Mondo Enoico
Il mondo del vino alla ricerca delle sue radici
La continua innovazione e la ricerca di novità in campo viticolo e enologico rischiano di far perdere al mondo del vino le sue radici culturali e identitarie. Si stanno riscoprendo allora i vitigni autoctoni e l'archeologia viticola
23 ottobre 2015 | Graziano Alderighi
Il vino del contadino non esiste più, per fortuna. Il mondo vitivinicolo ha corso moltissimo negli ultimi decenni, tanto che è possibile affermare che il nettare di Bacco di oggi è solo un lontano parente di quello di qualche anno fa.
Innovazione continua. Nuove tecniche e tecnologie in campo e in cantina, per migliorare qualitativamente il prodotto, per rispondere alle esigenze del mercato, per abbattere i costi.
Il mondo del vino corre talmente tanto da rischiare di dimenticare le proprie origini e radici.
La riscoperta dei vitigni autoctoni e delle loro potenzialità sono la ricerca di tornare, con le conoscenze moderne, a sapori, tradizioni e culture antiche. Il tentativo di non perdere le radici, di non standardizzare il mondo vitivinicolo, facendolo diventare solo un'industria, dove domina l'omologazione e la standardizzazione.

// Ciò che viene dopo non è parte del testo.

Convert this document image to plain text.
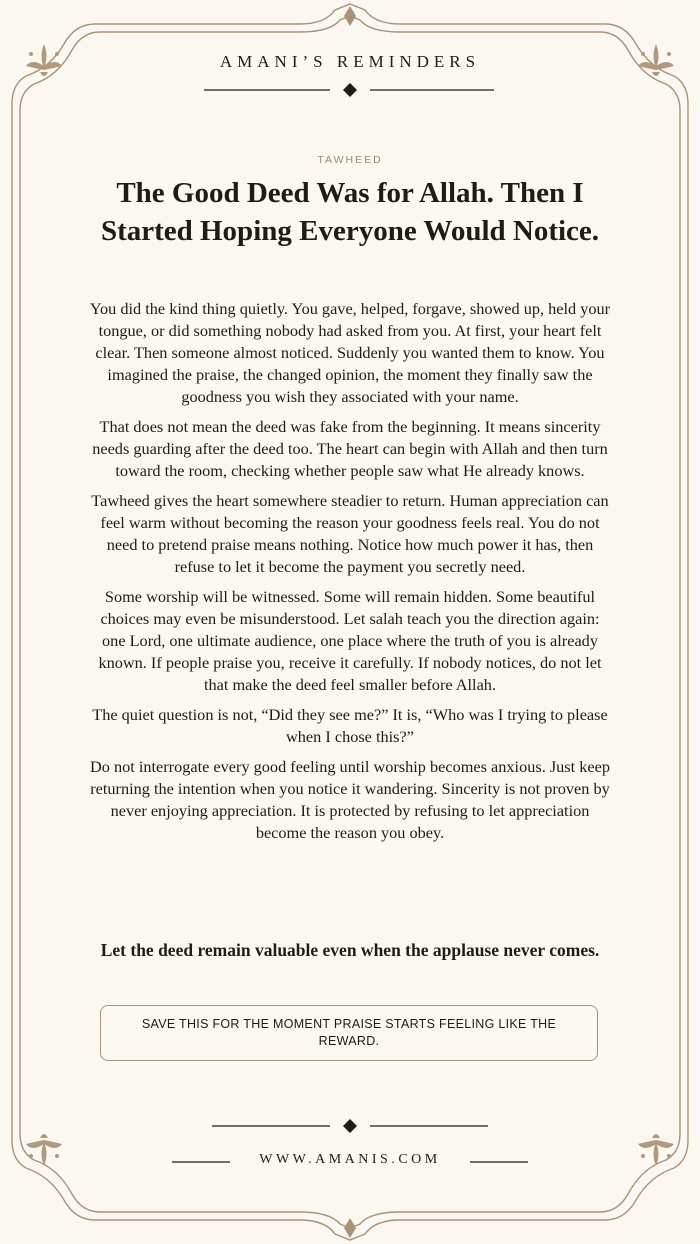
AMANI’S REMINDERS
TAWHEED
The Good Deed Was for Allah. Then I Started Hoping Everyone Would Notice.

You did the kind thing quietly. You gave, helped, forgave, showed up, held your tongue, or did something nobody had asked from you. At first, your heart felt clear. Then someone almost noticed. Suddenly you wanted them to know. You imagined the praise, the changed opinion, the moment they finally saw the goodness you wish they associated with your name.

That does not mean the deed was fake from the beginning. It means sincerity needs guarding after the deed too. The heart can begin with Allah and then turn toward the room, checking whether people saw what He already knows.

Tawheed gives the heart somewhere steadier to return. Human appreciation can feel warm without becoming the reason your goodness feels real. You do not need to pretend praise means nothing. Notice how much power it has, then refuse to let it become the payment you secretly need.

Some worship will be witnessed. Some will remain hidden. Some beautiful choices may even be misunderstood. Let salah teach you the direction again: one Lord, one ultimate audience, one place where the truth of you is already known. If people praise you, receive it carefully. If nobody notices, do not let that make the deed feel smaller before Allah.

The quiet question is not, “Did they see me?” It is, “Who was I trying to please when I chose this?”

Do not interrogate every good feeling until worship becomes anxious. Just keep returning the intention when you notice it wandering. Sincerity is not proven by never enjoying appreciation. It is protected by refusing to let appreciation become the reason you obey.

Let the deed remain valuable even when the applause never comes.

SAVE THIS FOR THE MOMENT PRAISE STARTS FEELING LIKE THE REWARD.
WWW.AMANIS.COM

Cabernet, Merlot, Syrah uguali dall'emisfero nord a quello sud, rischiano di far perdere al vino il proprio carattere fashion, modaiolo ed esperienziale.
Oltre a sapori e profumi inconsueti, di vitigni antichi, oppure rivisitazioni di antiche tecniche, come l'affinamento in argilla, occorre però anche ritrovare le basi culturali su cui fondare il nuovo corso.

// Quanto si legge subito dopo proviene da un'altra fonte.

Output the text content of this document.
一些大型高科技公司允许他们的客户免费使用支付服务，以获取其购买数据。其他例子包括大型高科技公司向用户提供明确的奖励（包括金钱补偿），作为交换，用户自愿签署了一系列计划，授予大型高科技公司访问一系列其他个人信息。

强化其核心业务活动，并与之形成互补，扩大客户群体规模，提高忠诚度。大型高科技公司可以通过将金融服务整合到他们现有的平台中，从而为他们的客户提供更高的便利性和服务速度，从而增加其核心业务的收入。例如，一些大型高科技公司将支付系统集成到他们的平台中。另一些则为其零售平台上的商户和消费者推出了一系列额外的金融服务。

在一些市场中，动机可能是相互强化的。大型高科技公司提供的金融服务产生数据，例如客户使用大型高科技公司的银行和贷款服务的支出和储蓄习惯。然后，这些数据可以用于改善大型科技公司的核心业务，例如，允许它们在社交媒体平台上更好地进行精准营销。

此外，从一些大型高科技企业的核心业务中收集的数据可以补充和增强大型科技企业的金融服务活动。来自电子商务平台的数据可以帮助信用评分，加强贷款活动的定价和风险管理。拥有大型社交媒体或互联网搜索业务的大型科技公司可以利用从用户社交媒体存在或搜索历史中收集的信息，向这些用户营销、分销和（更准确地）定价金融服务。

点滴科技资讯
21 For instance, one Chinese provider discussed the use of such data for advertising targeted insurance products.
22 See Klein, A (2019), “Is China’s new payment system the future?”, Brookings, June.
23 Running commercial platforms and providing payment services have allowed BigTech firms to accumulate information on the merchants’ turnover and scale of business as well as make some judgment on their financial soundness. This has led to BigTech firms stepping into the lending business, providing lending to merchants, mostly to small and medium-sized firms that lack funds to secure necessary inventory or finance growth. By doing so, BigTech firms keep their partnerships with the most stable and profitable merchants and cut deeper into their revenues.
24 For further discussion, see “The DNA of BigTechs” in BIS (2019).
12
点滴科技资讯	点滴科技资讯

Ecco così nascere l'archeologia vitivinicola.
Ricercare tracce del passato significa, in fondo, dare un'identità e una traccia all'oggi.
La sfida sta nel raccogliere gli elementi caratterizzanti di epoche più o meno antiche e riportarle ai nostri giorni, con la mediazione delle conoscenze e delle tecniche moderne.
Pensare che questo movimento sia un fenomeno tipico del vecchio continente è estremamente riduttivo e miope. La Georgia, ma più in generale tutto il Medio oriente e l'Asia vitivinicola, stanno riscoprendo la loro storia.
Così avviene anche in Israele. L’Università Ariel e l’ente Kkl-Jnf per la protezione della natura e dell’ambiente hanno avviato un intenso programma di ricerca che ha coinvolto archeolologi e genetisti per individuare quali fossero i vitigni autoctoni dell’epoca di Re David.
Pochi infatti sanno che la vitivinicoltura moderna in Israele è relativamente recente. Fu avviata dalla famiglia Rothchild alla fine del 1800, partendo dai vitigni francesi.
Dopo aver scoperto le tracce botaniche degli antichi vitigni, con più di settemila anni di storia, sono cominciate le operazioni per riportarle nel mondo moderno. Riprodotti e piantumati, per poi vinificarli, o meglio microvinificarli, lasciando poi il giudizio agli esperti e al mercato.
E' così che è nato un vino bianco, presentato a Expo nei giorni scorsi, offerto in degustazione ai un selezionato gruppo di opinion leader. Un vino bianco, con 12 gradi, da un vitigno antichissimo, denominato Marawi.
E' presto per dire se il Marawi avrà un futuro enologico, ma il forte interesse mostrato evidenzia come la voglia di nuovo, in campo vitivinicolo, ci spinge indietro nel tempo.